At long last, he recovered sufficiently that he was able to fly home. He received extended care in the United States; he ceased taking the massive doses of antibiotics in December. Unable to engage in the usual festivities, my sister and mother stuffed the Thanksgiving turkey. Stuck in Britain, I had additional impetus to pull myself together sufficiently to finish the doctorate; I successfully defended my thesis at the end of November. By the time I finally got to America a few days before Christmas, my father was able to walk with the assistance of a cane. He was pleased with the fact that he had lost thirty pounds, though neither he nor his American physician would recommend the method. The holidays echoed with his repetition of Barack Obama’s campaign slogan whenever he wanted to go anywhere: “Fired up and ready to go! Fired up and ready to go!” His recovery continues apace; he, and by extension, my family and I, are very lucky.

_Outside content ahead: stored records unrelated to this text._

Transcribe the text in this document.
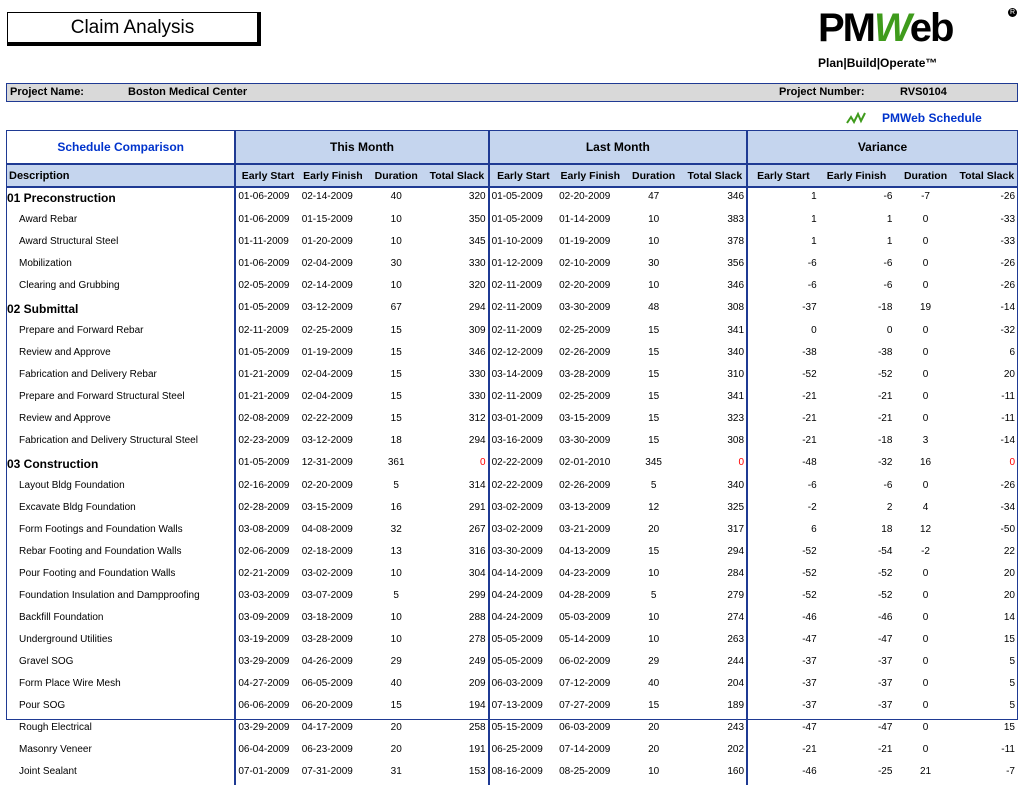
Claim Analysis	PMWeb	R
Plan|Build|Operate™
Project Name:	Boston Medical Center	Project Number:	RVS0104
PMWeb Schedule
Schedule Comparison	This Month				Last Month				Variance			
Description	Early Start	Early Finish	Duration	Total Slack	Early Start	Early Finish	Duration	Total Slack	Early Start	Early Finish	Duration	Total Slack
01 Preconstruction	01-06-2009	02-14-2009	40	320	01-05-2009	02-20-2009	47	346	1	-6	-7	-26
Award Rebar	01-06-2009	01-15-2009	10	350	01-05-2009	01-14-2009	10	383	1	1	0	-33
Award Structural Steel	01-11-2009	01-20-2009	10	345	01-10-2009	01-19-2009	10	378	1	1	0	-33
Mobilization	01-06-2009	02-04-2009	30	330	01-12-2009	02-10-2009	30	356	-6	-6	0	-26
Clearing and Grubbing	02-05-2009	02-14-2009	10	320	02-11-2009	02-20-2009	10	346	-6	-6	0	-26
02 Submittal	01-05-2009	03-12-2009	67	294	02-11-2009	03-30-2009	48	308	-37	-18	19	-14
Prepare and Forward Rebar	02-11-2009	02-25-2009	15	309	02-11-2009	02-25-2009	15	341	0	0	0	-32
Review and Approve	01-05-2009	01-19-2009	15	346	02-12-2009	02-26-2009	15	340	-38	-38	0	6
Fabrication and Delivery Rebar	01-21-2009	02-04-2009	15	330	03-14-2009	03-28-2009	15	310	-52	-52	0	20
Prepare and Forward Structural Steel	01-21-2009	02-04-2009	15	330	02-11-2009	02-25-2009	15	341	-21	-21	0	-11
Review and Approve	02-08-2009	02-22-2009	15	312	03-01-2009	03-15-2009	15	323	-21	-21	0	-11
Fabrication and Delivery Structural Steel	02-23-2009	03-12-2009	18	294	03-16-2009	03-30-2009	15	308	-21	-18	3	-14
03 Construction	01-05-2009	12-31-2009	361	0	02-22-2009	02-01-2010	345	0	-48	-32	16	0
Layout Bldg Foundation	02-16-2009	02-20-2009	5	314	02-22-2009	02-26-2009	5	340	-6	-6	0	-26
Excavate Bldg Foundation	02-28-2009	03-15-2009	16	291	03-02-2009	03-13-2009	12	325	-2	2	4	-34
Form Footings and Foundation Walls	03-08-2009	04-08-2009	32	267	03-02-2009	03-21-2009	20	317	6	18	12	-50
Rebar Footing and Foundation Walls	02-06-2009	02-18-2009	13	316	03-30-2009	04-13-2009	15	294	-52	-54	-2	22
Pour Footing and Foundation Walls	02-21-2009	03-02-2009	10	304	04-14-2009	04-23-2009	10	284	-52	-52	0	20
Foundation Insulation and Dampproofing	03-03-2009	03-07-2009	5	299	04-24-2009	04-28-2009	5	279	-52	-52	0	20
Backfill Foundation	03-09-2009	03-18-2009	10	288	04-24-2009	05-03-2009	10	274	-46	-46	0	14
Underground Utilities	03-19-2009	03-28-2009	10	278	05-05-2009	05-14-2009	10	263	-47	-47	0	15
Gravel SOG	03-29-2009	04-26-2009	29	249	05-05-2009	06-02-2009	29	244	-37	-37	0	5
Form Place Wire Mesh	04-27-2009	06-05-2009	40	209	06-03-2009	07-12-2009	40	204	-37	-37	0	5
Pour SOG	06-06-2009	06-20-2009	15	194	07-13-2009	07-27-2009	15	189	-37	-37	0	5
Rough Electrical	03-29-2009	04-17-2009	20	258	05-15-2009	06-03-2009	20	243	-47	-47	0	15
Masonry Veneer	06-04-2009	06-23-2009	20	191	06-25-2009	07-14-2009	20	202	-21	-21	0	-11
Joint Sealant	07-01-2009	07-31-2009	31	153	08-16-2009	08-25-2009	10	160	-46	-25	21	-7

This tale is only a fortunate one because somewhere, somehow, a prayer for contingency was answered: note how the National Health Service fell down at the time of asking. This was not due to the service itself being uncaring or inattentive: my father had nothing but praise for the ambulance drivers in this instance. On a previous trip, he had come down with food poisoning and the NHS dealt with it efficiently. However, due to the government’s insistence on saving money rather than lives, there is an in-built bias in the system to discharge difficult cases. It was nothing short of a blessing that my father had sufficient connections and frankly, enough money, to be able to go an alternative route. His American doctor later told him that if he had merely followed the advice of the doctors at the NHS hospital, he might have ended up partially paralysed.

Both America and Britain are caught up in an ongoing debate about health care: what shape should the system take? Who pays? How should it be run? What are the values which will underpin the system? What balance is there going to be between efficiency and providing thorough care? The example of my father’s treatment suggests that contingency, i.e., some resilence within the system that provides an alternative means of achieving a proper result, needs to be more than prayer, it is a requirement. I am not confident that the politicians in Washington or London, absorbed as they are by bland statistics and the sweet nothings whispered by lobbyists, are fully aware of this need. Rather, they appear to be more interested in using health care as a political football, or more accurately, a bludgeon with which to beat each other. In light of my father’s experience, their behaviour is more than offensive, it’s disgusting: no doubt this sentiment is echoed on both sides of the Atlantic by people who have had similar experiences. Perhaps the politicians should stop for a moment in indulging their petty vanities or engaging in micro-Machiavellian tactics and think of a father and son pacing together down a long corridor and telling each other stories about the future intended to take away terrible pain. A spasm of mental clarity might occur: within that space, decency could triumph.